Column: Early Christians lived a new exodus

Father Mike Stubbs is the pastor of Holy Cross Parish in Overland Park and has a degree in Scripture from Harvard University.

Father Mike Stubbs is the pastor of Holy Cross Parish in Overland Park and has a degree in Scripture from Harvard University.

by Father Mike Stubbs

How we should deal with aliens residing in our country remains an important issue in American politics. Should we welcome them as potential fellow citizens? Should we suspect them as possible terrorists? The attitudes in our populace range anywhere in between these viewpoints.

Two thousand years ago, Christians were considered aliens in the Roman Empire. They held a lower social status than citizens, without the corresponding rights and privileges.

We are constantly reminded of that subordinate position in the First Letter of Peter. For example, Sunday’s second reading urges: “Conduct yourselves with reverence during the time of your sojourning.” The word “sojourning” refers to residence in a foreign country. Elsewhere, the letter addresses its audience twice as “sojourners” (1 Pt 1:1; 2:11). It appears as a consistent theme throughout the letter.

Although Christians were evidently not facing outright persecution when the letter was written, they did have to struggle with various hardships. They were ostracized by their neighbors. They did not fit in with the mainstream of society. That is why the letter seeks to encourage them. It reminds them of the high value that God places on them: “You were ransomed from your futile conduct, handed on by your ancestors, not with perishable things like silver or gold but with the precious blood of Christ as of a spotless unblemished lamb.”

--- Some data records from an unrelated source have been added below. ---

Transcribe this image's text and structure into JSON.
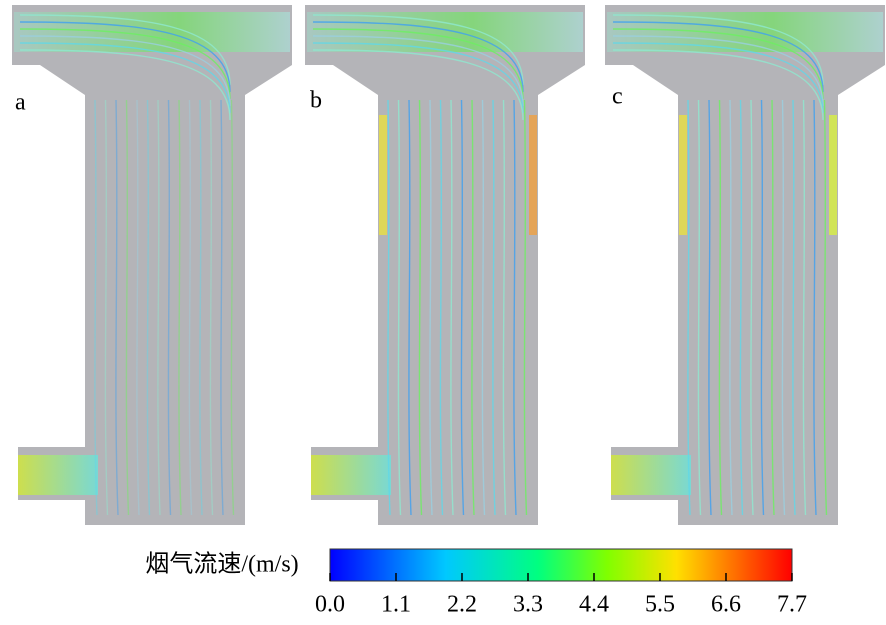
{
  "panels": [
    {
      "label": "a"
    },
    {
      "label": "b"
    },
    {
      "label": "c"
    }
  ],
  "colorbar": {
    "label": "烟气流速/(m/s)",
    "lim": [
      0,
      7.7
    ],
    "ticks": [
      {
        "value": 0,
        "label": "0.0"
      },
      1.1,
      2.2,
      3.3,
      4.4,
      5.5,
      6.6,
      7.7
    ]
  }
}
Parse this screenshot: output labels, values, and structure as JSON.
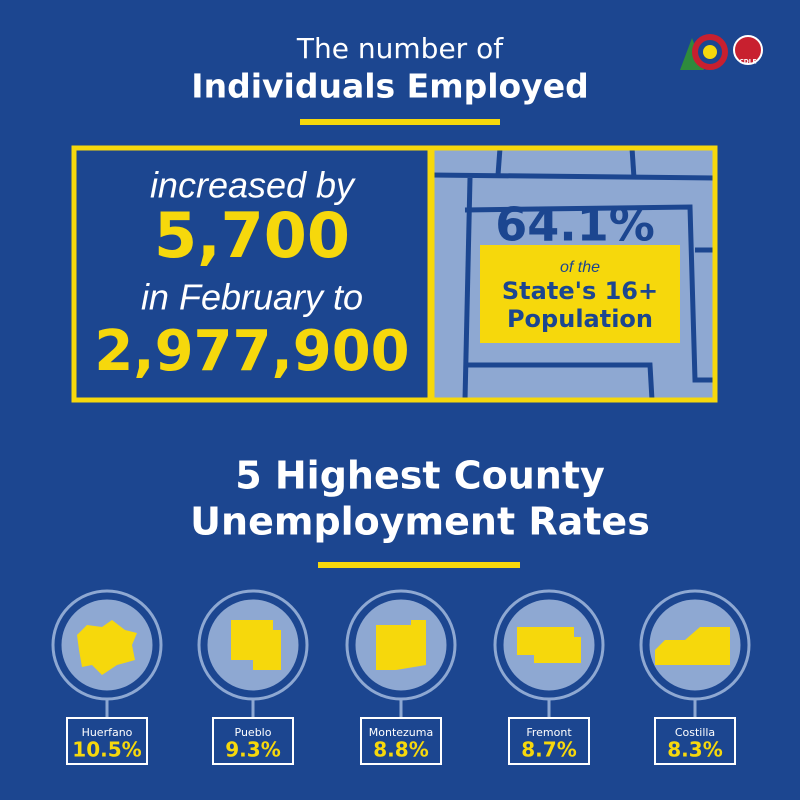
{
  "header": {
    "line1": "The number of",
    "line2": "Individuals Employed",
    "logo_text": "CDLE"
  },
  "employment": {
    "line1": "increased by",
    "change": "5,700",
    "line2": "in February to",
    "total": "2,977,900"
  },
  "population": {
    "share": "64.1%",
    "line1": "of the",
    "line2": "State's 16+",
    "line3": "Population"
  },
  "counties_section": {
    "title_line1": "5 Highest County",
    "title_line2": "Unemployment Rates",
    "counties": [
      {
        "name": "Huerfano",
        "rate": "10.5%"
      },
      {
        "name": "Pueblo",
        "rate": "9.3%"
      },
      {
        "name": "Montezuma",
        "rate": "8.8%"
      },
      {
        "name": "Fremont",
        "rate": "8.7%"
      },
      {
        "name": "Costilla",
        "rate": "8.3%"
      }
    ]
  }
}
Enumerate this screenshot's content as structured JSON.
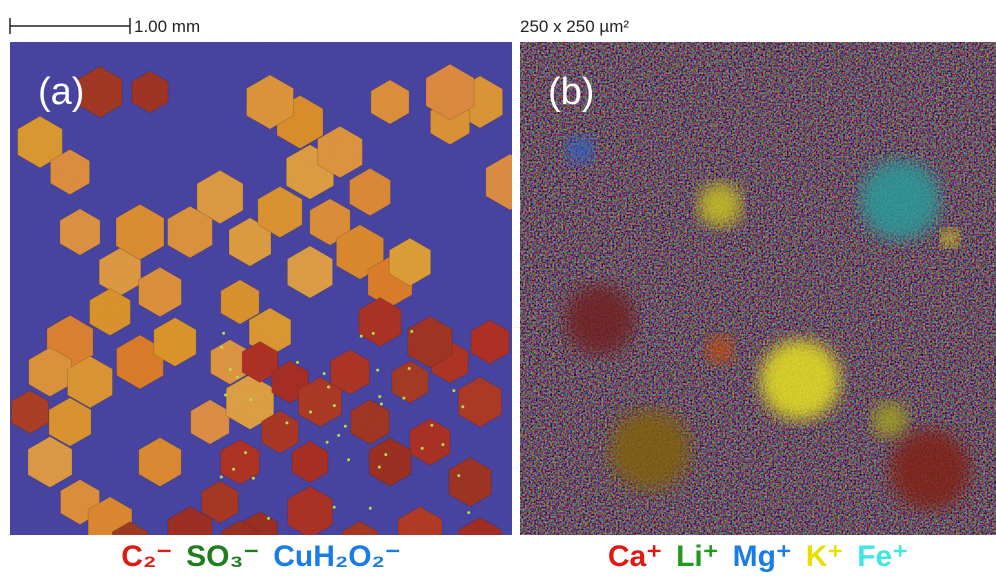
{
  "panel_a": {
    "scale_bar": "1.00 mm",
    "label": "(a)",
    "legend": [
      {
        "text": "C₂⁻",
        "color": "#e01a12"
      },
      {
        "text": "SO₃⁻",
        "color": "#1f7d1f"
      },
      {
        "text": "CuH₂O₂⁻",
        "color": "#1a7de6"
      }
    ]
  },
  "panel_b": {
    "scale_note": "250 x 250 µm²",
    "label": "(b)",
    "legend": [
      {
        "text": "Ca⁺",
        "color": "#e01a12"
      },
      {
        "text": "Li⁺",
        "color": "#1f9a1f"
      },
      {
        "text": "Mg⁺",
        "color": "#1a7de6"
      },
      {
        "text": "K⁺",
        "color": "#e6e000"
      },
      {
        "text": "Fe⁺",
        "color": "#3fe6e6"
      }
    ]
  }
}
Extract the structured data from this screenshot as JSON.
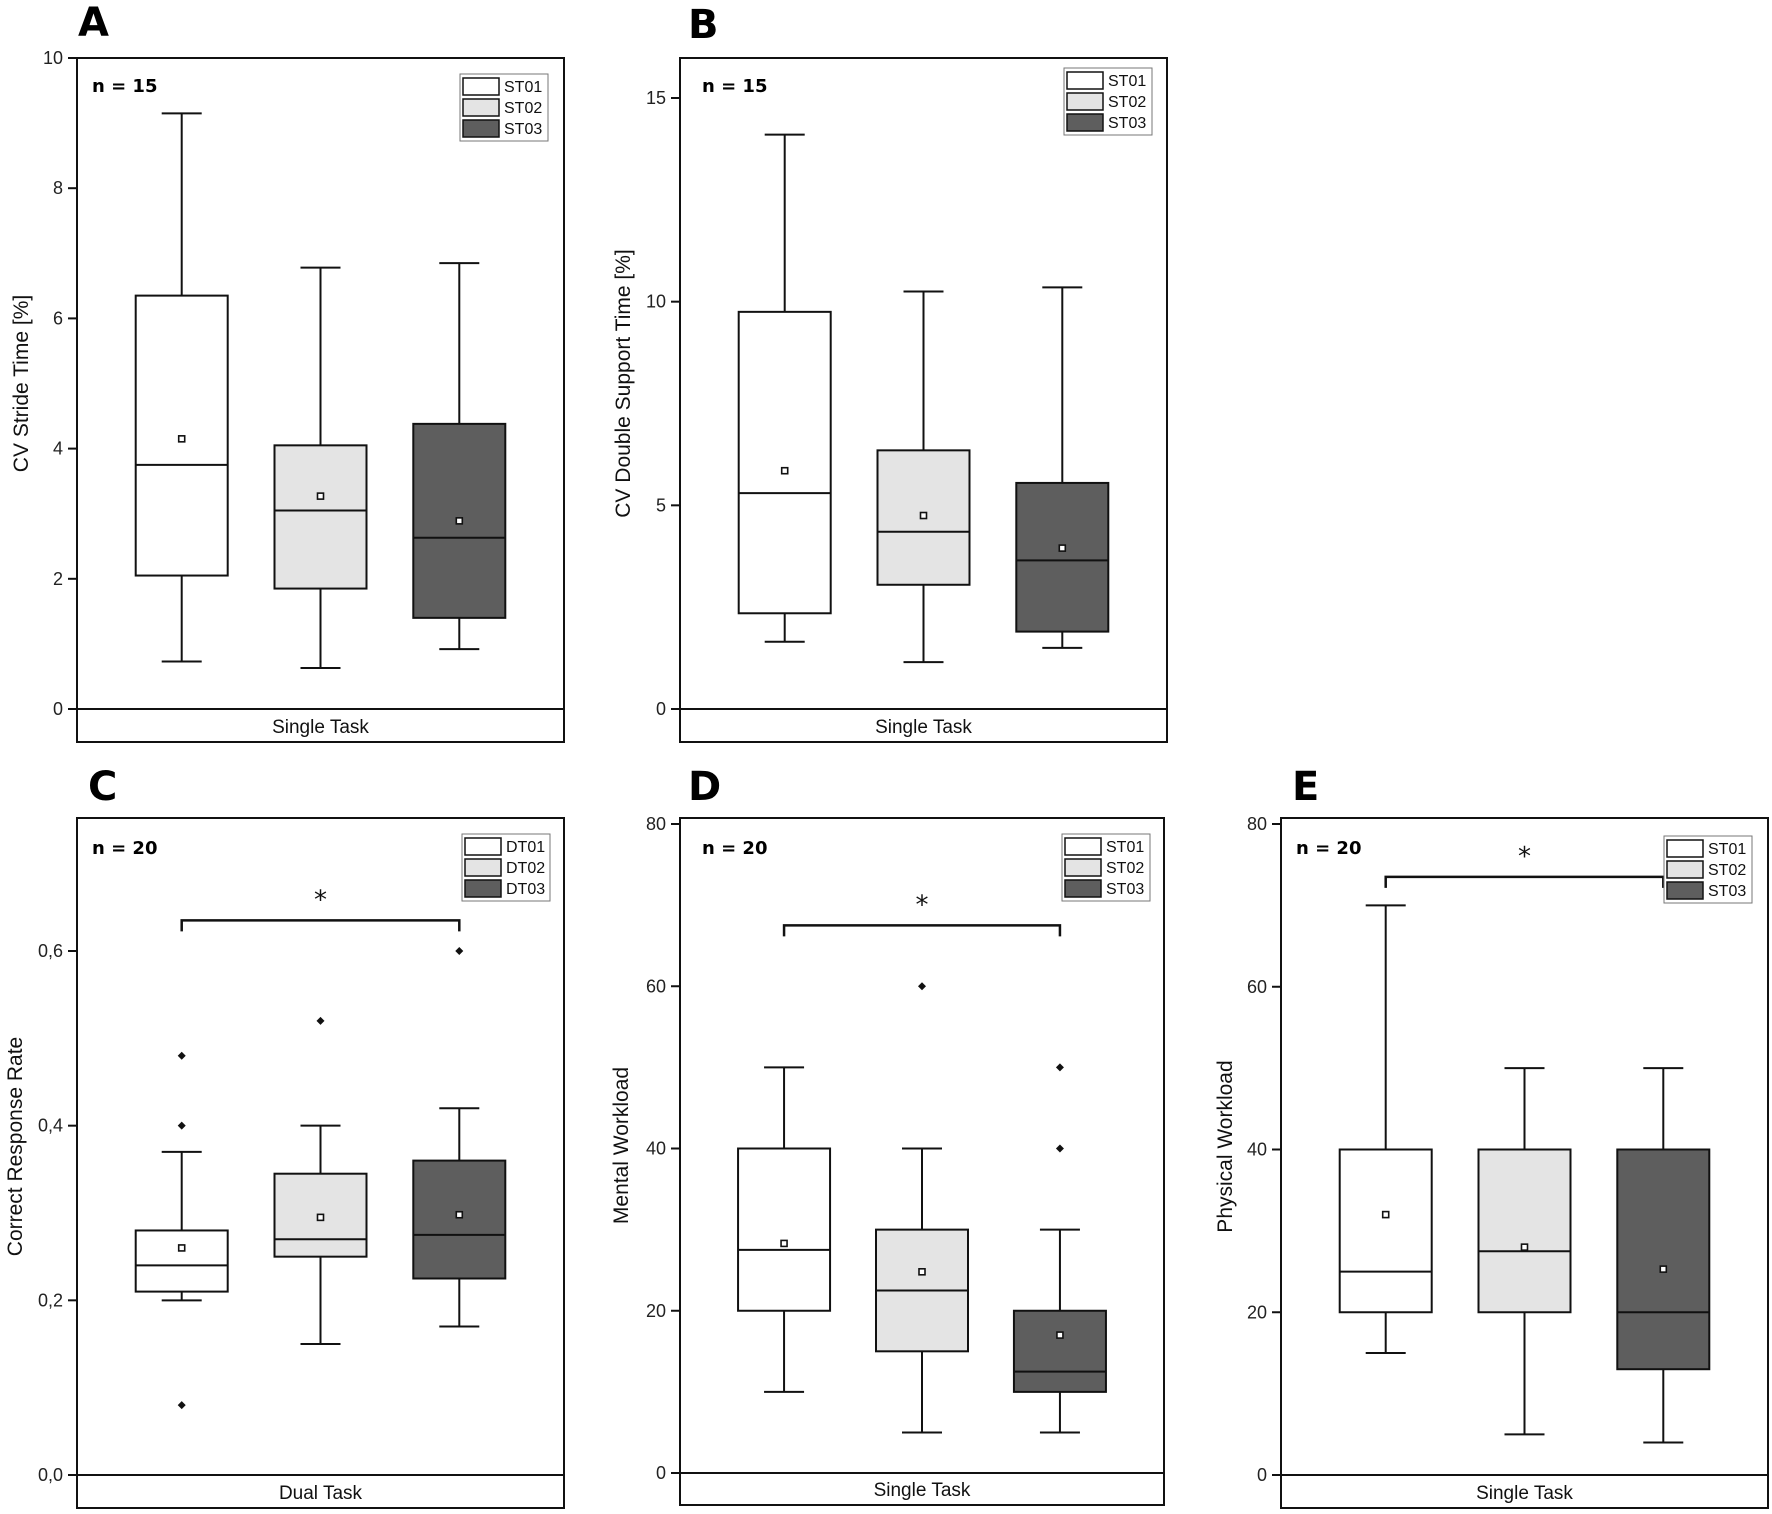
{
  "chart_data": [
    {
      "type": "box",
      "panel": "A",
      "n_label": "n = 15",
      "ylabel": "CV Stride Time [%]",
      "xlabel": "Single Task",
      "ylim": [
        0,
        10
      ],
      "yticks": [
        0,
        2,
        4,
        6,
        8,
        10
      ],
      "ytick_labels": [
        "0",
        "2",
        "4",
        "6",
        "8",
        "10"
      ],
      "legend": [
        "ST01",
        "ST02",
        "ST03"
      ],
      "colors": [
        "#ffffff",
        "#e4e4e4",
        "#5e5e5e"
      ],
      "series": [
        {
          "name": "ST01",
          "whisker_low": 0.73,
          "q1": 2.05,
          "median": 3.75,
          "q3": 6.35,
          "whisker_high": 9.15,
          "mean": 4.15,
          "outliers": []
        },
        {
          "name": "ST02",
          "whisker_low": 0.63,
          "q1": 1.85,
          "median": 3.05,
          "q3": 4.05,
          "whisker_high": 6.78,
          "mean": 3.27,
          "outliers": []
        },
        {
          "name": "ST03",
          "whisker_low": 0.92,
          "q1": 1.4,
          "median": 2.63,
          "q3": 4.38,
          "whisker_high": 6.85,
          "mean": 2.89,
          "outliers": []
        }
      ],
      "significance": null
    },
    {
      "type": "box",
      "panel": "B",
      "n_label": "n = 15",
      "ylabel": "CV Double Support Time [%]",
      "xlabel": "Single Task",
      "ylim": [
        0,
        16
      ],
      "yticks": [
        0,
        5,
        10,
        15
      ],
      "ytick_labels": [
        "0",
        "5",
        "10",
        "15"
      ],
      "legend": [
        "ST01",
        "ST02",
        "ST03"
      ],
      "colors": [
        "#ffffff",
        "#e4e4e4",
        "#5e5e5e"
      ],
      "series": [
        {
          "name": "ST01",
          "whisker_low": 1.65,
          "q1": 2.35,
          "median": 5.3,
          "q3": 9.75,
          "whisker_high": 14.1,
          "mean": 5.85,
          "outliers": []
        },
        {
          "name": "ST02",
          "whisker_low": 1.15,
          "q1": 3.05,
          "median": 4.35,
          "q3": 6.35,
          "whisker_high": 10.25,
          "mean": 4.75,
          "outliers": []
        },
        {
          "name": "ST03",
          "whisker_low": 1.5,
          "q1": 1.9,
          "median": 3.65,
          "q3": 5.55,
          "whisker_high": 10.35,
          "mean": 3.95,
          "outliers": []
        }
      ],
      "significance": null
    },
    {
      "type": "box",
      "panel": "C",
      "n_label": "n = 20",
      "ylabel": "Correct Response Rate",
      "xlabel": "Dual Task",
      "ylim": [
        0,
        0.75
      ],
      "yticks": [
        0,
        0.2,
        0.4,
        0.6
      ],
      "ytick_labels": [
        "0,0",
        "0,2",
        "0,4",
        "0,6"
      ],
      "legend": [
        "DT01",
        "DT02",
        "DT03"
      ],
      "colors": [
        "#ffffff",
        "#e4e4e4",
        "#5e5e5e"
      ],
      "series": [
        {
          "name": "DT01",
          "whisker_low": 0.2,
          "q1": 0.21,
          "median": 0.24,
          "q3": 0.28,
          "whisker_high": 0.37,
          "mean": 0.26,
          "outliers": [
            0.48,
            0.4,
            0.08
          ]
        },
        {
          "name": "DT02",
          "whisker_low": 0.15,
          "q1": 0.25,
          "median": 0.27,
          "q3": 0.345,
          "whisker_high": 0.4,
          "mean": 0.295,
          "outliers": [
            0.52
          ]
        },
        {
          "name": "DT03",
          "whisker_low": 0.17,
          "q1": 0.225,
          "median": 0.275,
          "q3": 0.36,
          "whisker_high": 0.42,
          "mean": 0.298,
          "outliers": [
            0.6
          ]
        }
      ],
      "significance": {
        "from": 0,
        "to": 2,
        "level": 0.635,
        "label": "*"
      }
    },
    {
      "type": "box",
      "panel": "D",
      "n_label": "n = 20",
      "ylabel": "Mental Workload",
      "xlabel": "Single Task",
      "ylim": [
        0,
        80
      ],
      "yticks": [
        0,
        20,
        40,
        60,
        80
      ],
      "ytick_labels": [
        "0",
        "20",
        "40",
        "60",
        "80"
      ],
      "legend": [
        "ST01",
        "ST02",
        "ST03"
      ],
      "colors": [
        "#ffffff",
        "#e4e4e4",
        "#5e5e5e"
      ],
      "series": [
        {
          "name": "ST01",
          "whisker_low": 10,
          "q1": 20,
          "median": 27.5,
          "q3": 40,
          "whisker_high": 50,
          "mean": 28.3,
          "outliers": []
        },
        {
          "name": "ST02",
          "whisker_low": 5,
          "q1": 15,
          "median": 22.5,
          "q3": 30,
          "whisker_high": 40,
          "mean": 24.8,
          "outliers": [
            60
          ]
        },
        {
          "name": "ST03",
          "whisker_low": 5,
          "q1": 10,
          "median": 12.5,
          "q3": 20,
          "whisker_high": 30,
          "mean": 17,
          "outliers": [
            50,
            40
          ]
        }
      ],
      "significance": {
        "from": 0,
        "to": 2,
        "level": 67.5,
        "label": "*"
      }
    },
    {
      "type": "box",
      "panel": "E",
      "n_label": "n = 20",
      "ylabel": "Physical Workload",
      "xlabel": "Single Task",
      "ylim": [
        0,
        80
      ],
      "yticks": [
        0,
        20,
        40,
        60,
        80
      ],
      "ytick_labels": [
        "0",
        "20",
        "40",
        "60",
        "80"
      ],
      "legend": [
        "ST01",
        "ST02",
        "ST03"
      ],
      "colors": [
        "#ffffff",
        "#e4e4e4",
        "#5e5e5e"
      ],
      "series": [
        {
          "name": "ST01",
          "whisker_low": 15,
          "q1": 20,
          "median": 25,
          "q3": 40,
          "whisker_high": 70,
          "mean": 32,
          "outliers": []
        },
        {
          "name": "ST02",
          "whisker_low": 5,
          "q1": 20,
          "median": 27.5,
          "q3": 40,
          "whisker_high": 50,
          "mean": 28,
          "outliers": []
        },
        {
          "name": "ST03",
          "whisker_low": 4,
          "q1": 13,
          "median": 20,
          "q3": 40,
          "whisker_high": 50,
          "mean": 25.3,
          "outliers": []
        }
      ],
      "significance": {
        "from": 0,
        "to": 2,
        "level": 73.5,
        "label": "*"
      }
    }
  ]
}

The reference to Christ as a lamb calls to mind the lamb eaten during the Passover supper. That meal commemorates the liberation of the Hebrew people from bondage in Egypt. As aliens in Egypt, the Hebrews had suffered oppression. Since the early Christians were also aliens subjected to many difficulties, they could identify with the Hebrews of old.

And just as the Hebrew people had found deliverance through their exodus from Egypt, so Christians found deliverance through Jesus Christ. He had redeemed them by his death. They were experiencing a new exodus. The Hebrew people had journeyed to the promised land of Canaan. Similarly, Christians were journeying toward the promised land of heaven.

The Christians’ sense of being strangers in a pagan world persisted long after the writing of the First Letter of Peter. For example, the Letter to Diognetus, written by an unnamed author late in the second century, pointed out how Christians resembled their fellow citizens in some respects, while they differed in others:

“With regard to dress, food and manner of life in general, they follow the customs of whatever city they happen to live in. And yet there is something extraordinary about their lives. They live in their own countries as though they were only passing through. They play their full role as citizens, but labor under all the disabilities of aliens. Any country can be their homeland, but for them their homeland, whatever it may be, is a foreign country. Like others, they marry and have children, but they do not expose them. They share their meals, but not their wives.

“They live in the flesh, but they are not governed by the desires of the flesh. They pass their days on earth, but they are citizens of heaven.”